Feed Berries Now For Next Year's Yield
The size of next summer's bramble and strawberry fruits is determined this month and next. The more fertilizer and irrigation during this period, the bigger and more plentiful the berries will be next spring. Propagate bramble fruits by bending the cane tips to the soil surface and burying one or two nodes an inch or so deep.
Seed Onions; Don't Buy Sets
Sowing bulb onion seed now will provide green onions throughut the winter and small bulb onions in late spring. Dig these up when their tops dry, and replant them as sets after the following January's frosts. They will develop into full-size bulbs the following summer. (The set-size bulbs that are larger than a dime may bolt when replanted, but they can be used in winter recipes as "pearl" onions, or used for their greens.) If this sounds like too long to wait when sets are readily available commercially, consider that many more varieties are available in seed that produce better in our area than the sets, which are generally from the Midwest. Unless you purchase the sets from a reputable nursery as soon as they are put on display in late summer or early fall, chances are they'll bolt because they've been kept too warm for too long. So, as inexpensive as seed is, and as simple as germinating them is, a little effort every so often produces many more quality green and bulb onions.
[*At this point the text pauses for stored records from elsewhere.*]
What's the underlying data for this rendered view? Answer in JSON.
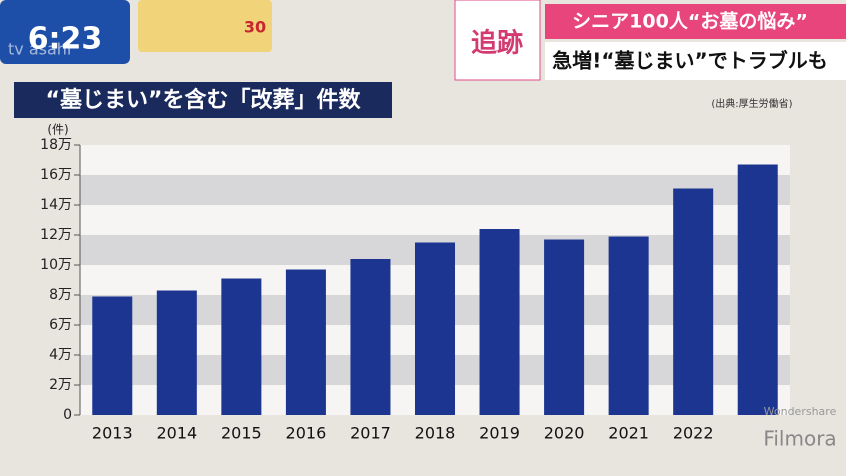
{
  "screen": {
    "clock": "6:23",
    "channel": "tv asahi",
    "temperature": "30",
    "corner_tag": "追跡",
    "headline_top": "シニア100人“お墓の悩み”",
    "headline_main": "急増!“墓じまい”でトラブルも",
    "watermark_small": "Wondershare",
    "watermark": "Filmora"
  },
  "chart_data": {
    "type": "bar",
    "title": "“墓じまい”を含む「改葬」件数",
    "source": "(出典:厚生労働省)",
    "y_label": "(件)",
    "categories": [
      "2013",
      "2014",
      "2015",
      "2016",
      "2017",
      "2018",
      "2019",
      "2020",
      "2021",
      "2022",
      null
    ],
    "values": [
      79000,
      83000,
      91000,
      97000,
      104000,
      115000,
      124000,
      117000,
      119000,
      151000,
      167000
    ],
    "color": "#1c3591",
    "ylim": [
      0,
      180000
    ],
    "yticks": [
      0,
      {
        "value": 20000,
        "label": "2万"
      },
      {
        "value": 40000,
        "label": "4万"
      },
      {
        "value": 60000,
        "label": "6万"
      },
      {
        "value": 80000,
        "label": "8万"
      },
      {
        "value": 100000,
        "label": "10万"
      },
      {
        "value": 120000,
        "label": "12万"
      },
      {
        "value": 140000,
        "label": "14万"
      },
      {
        "value": 160000,
        "label": "16万"
      },
      {
        "value": 180000,
        "label": "18万"
      }
    ],
    "grid": true
  }
}
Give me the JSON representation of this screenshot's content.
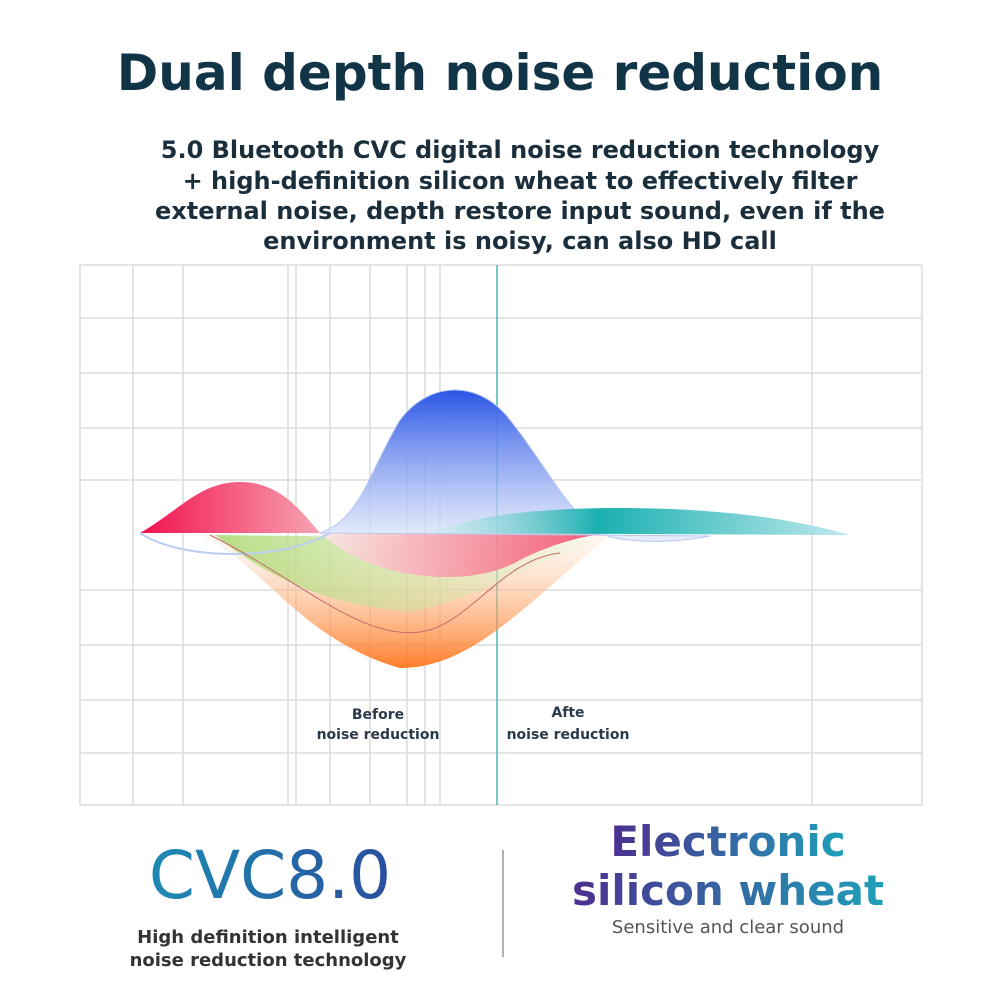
{
  "header": {
    "title": "Dual depth noise reduction",
    "description": [
      "5.0 Bluetooth CVC digital noise reduction technology",
      "+ high-definition silicon wheat to effectively filter",
      "external noise, depth restore input sound, even if the",
      "environment is noisy, can also HD call"
    ]
  },
  "diagram": {
    "before_label": [
      "Before",
      "noise reduction"
    ],
    "after_label": [
      "Afte",
      "noise reduction"
    ]
  },
  "features": [
    {
      "title": "CVC8.0",
      "caption": [
        "High definition intelligent",
        "noise reduction technology"
      ]
    },
    {
      "title": [
        "Electronic",
        "silicon wheat"
      ],
      "caption": [
        "Sensitive and clear sound"
      ]
    }
  ]
}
Pick Off Faded Flowers for Another Flush of Blooms
Encourage more blooming periods by removing mature flowers and seed pods of coreopsis, cosmos, gaillardia, marigold, penstemon, Shasta daisies, yarrow and zinnia. Cut perennials back to within six inches of the soil, and they may bloom again in the fall. Continue gently shaping roses after pruning suckers, unwanted branches, and spent blooms; then cultivate manure, bonemeal, and cottonseed meal into the top three inches of soil, and water deeply.
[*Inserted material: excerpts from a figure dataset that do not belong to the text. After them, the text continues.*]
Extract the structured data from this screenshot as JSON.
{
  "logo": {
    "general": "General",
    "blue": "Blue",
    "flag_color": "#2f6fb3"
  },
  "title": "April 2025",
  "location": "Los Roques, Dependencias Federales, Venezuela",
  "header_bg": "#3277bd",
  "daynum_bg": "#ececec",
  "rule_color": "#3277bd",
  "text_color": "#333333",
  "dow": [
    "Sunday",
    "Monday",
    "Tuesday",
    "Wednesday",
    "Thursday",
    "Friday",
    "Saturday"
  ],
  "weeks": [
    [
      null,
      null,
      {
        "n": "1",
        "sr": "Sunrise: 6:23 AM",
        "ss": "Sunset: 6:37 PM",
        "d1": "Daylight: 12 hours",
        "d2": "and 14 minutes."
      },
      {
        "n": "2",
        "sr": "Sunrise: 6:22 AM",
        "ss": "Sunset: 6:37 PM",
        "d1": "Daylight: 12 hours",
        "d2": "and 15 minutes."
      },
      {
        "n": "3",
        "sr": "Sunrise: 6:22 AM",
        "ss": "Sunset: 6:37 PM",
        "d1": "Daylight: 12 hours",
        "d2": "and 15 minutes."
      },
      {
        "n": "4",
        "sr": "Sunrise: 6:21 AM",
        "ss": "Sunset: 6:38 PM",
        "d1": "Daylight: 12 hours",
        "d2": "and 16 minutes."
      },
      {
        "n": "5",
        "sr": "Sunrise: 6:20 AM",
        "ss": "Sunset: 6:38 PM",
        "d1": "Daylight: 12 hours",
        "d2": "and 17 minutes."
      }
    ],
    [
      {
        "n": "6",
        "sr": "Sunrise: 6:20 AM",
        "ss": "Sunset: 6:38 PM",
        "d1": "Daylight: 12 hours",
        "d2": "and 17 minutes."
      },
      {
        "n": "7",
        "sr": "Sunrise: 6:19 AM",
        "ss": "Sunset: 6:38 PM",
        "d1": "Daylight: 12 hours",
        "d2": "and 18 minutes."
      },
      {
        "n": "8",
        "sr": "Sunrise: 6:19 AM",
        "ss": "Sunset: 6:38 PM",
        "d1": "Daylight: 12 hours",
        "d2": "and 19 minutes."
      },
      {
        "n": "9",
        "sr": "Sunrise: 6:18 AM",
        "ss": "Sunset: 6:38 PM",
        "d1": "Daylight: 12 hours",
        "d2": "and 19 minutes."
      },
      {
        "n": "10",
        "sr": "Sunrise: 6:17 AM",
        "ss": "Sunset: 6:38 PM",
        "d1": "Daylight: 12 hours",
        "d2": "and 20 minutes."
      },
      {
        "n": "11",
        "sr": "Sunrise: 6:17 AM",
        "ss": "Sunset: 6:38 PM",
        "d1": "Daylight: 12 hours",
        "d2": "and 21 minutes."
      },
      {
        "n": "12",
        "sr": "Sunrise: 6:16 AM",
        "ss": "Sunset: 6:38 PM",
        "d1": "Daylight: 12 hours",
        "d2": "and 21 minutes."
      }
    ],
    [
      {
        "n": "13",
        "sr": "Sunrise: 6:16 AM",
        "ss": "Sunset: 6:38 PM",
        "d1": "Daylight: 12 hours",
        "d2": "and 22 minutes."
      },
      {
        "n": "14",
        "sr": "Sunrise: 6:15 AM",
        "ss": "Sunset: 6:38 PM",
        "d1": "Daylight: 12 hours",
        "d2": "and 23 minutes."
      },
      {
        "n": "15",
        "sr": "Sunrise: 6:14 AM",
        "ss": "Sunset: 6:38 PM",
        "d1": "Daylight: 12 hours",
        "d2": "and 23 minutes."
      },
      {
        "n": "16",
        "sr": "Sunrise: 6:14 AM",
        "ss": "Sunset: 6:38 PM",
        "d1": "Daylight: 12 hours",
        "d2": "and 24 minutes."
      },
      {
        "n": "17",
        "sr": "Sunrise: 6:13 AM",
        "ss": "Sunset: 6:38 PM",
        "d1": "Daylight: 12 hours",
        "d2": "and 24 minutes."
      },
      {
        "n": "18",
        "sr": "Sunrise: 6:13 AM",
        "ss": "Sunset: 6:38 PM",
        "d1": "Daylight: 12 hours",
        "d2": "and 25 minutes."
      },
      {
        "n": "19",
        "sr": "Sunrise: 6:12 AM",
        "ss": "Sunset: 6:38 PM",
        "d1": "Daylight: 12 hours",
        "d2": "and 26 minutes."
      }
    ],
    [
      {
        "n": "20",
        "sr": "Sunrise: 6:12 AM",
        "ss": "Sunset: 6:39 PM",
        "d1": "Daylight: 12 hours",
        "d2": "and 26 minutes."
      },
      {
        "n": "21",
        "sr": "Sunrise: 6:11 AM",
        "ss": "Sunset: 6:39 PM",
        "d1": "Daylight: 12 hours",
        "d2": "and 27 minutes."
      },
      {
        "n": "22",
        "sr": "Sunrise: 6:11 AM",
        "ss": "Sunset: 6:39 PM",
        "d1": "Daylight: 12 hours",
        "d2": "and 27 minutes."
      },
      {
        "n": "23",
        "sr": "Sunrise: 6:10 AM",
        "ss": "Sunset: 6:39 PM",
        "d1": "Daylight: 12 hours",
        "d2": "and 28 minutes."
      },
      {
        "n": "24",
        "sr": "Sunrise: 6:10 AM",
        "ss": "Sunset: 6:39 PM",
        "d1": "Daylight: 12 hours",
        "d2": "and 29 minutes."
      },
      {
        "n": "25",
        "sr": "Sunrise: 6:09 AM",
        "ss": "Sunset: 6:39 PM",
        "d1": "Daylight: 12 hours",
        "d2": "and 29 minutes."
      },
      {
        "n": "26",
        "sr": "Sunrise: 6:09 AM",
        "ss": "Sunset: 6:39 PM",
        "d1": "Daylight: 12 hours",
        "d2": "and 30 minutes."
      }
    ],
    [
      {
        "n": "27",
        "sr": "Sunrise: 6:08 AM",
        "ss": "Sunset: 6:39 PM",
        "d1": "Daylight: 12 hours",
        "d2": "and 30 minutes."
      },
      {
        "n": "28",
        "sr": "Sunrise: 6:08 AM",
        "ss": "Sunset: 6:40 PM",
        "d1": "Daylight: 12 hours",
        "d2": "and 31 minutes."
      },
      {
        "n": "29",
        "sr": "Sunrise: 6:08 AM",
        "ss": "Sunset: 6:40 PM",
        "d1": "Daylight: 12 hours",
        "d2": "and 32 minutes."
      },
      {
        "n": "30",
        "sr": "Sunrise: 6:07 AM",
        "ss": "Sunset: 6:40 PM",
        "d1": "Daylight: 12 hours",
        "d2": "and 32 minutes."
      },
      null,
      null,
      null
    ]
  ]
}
Harvest Sunflowers For People and Birds
Cover sunflower seed heads with cheesecloth when birds start pecking, but also leave a couple heads uncovered for the birds. Heads are ready to cure when the backside of the head is brown and dry, with no trace of green. Cut off the seed head, leaving a foot or two of stalk attached. Hang it to cure -- still in the cheesecloth -- in a well-ventilated, warm location. When the backs are entirely brown and crisp, the seeds should snap out easily.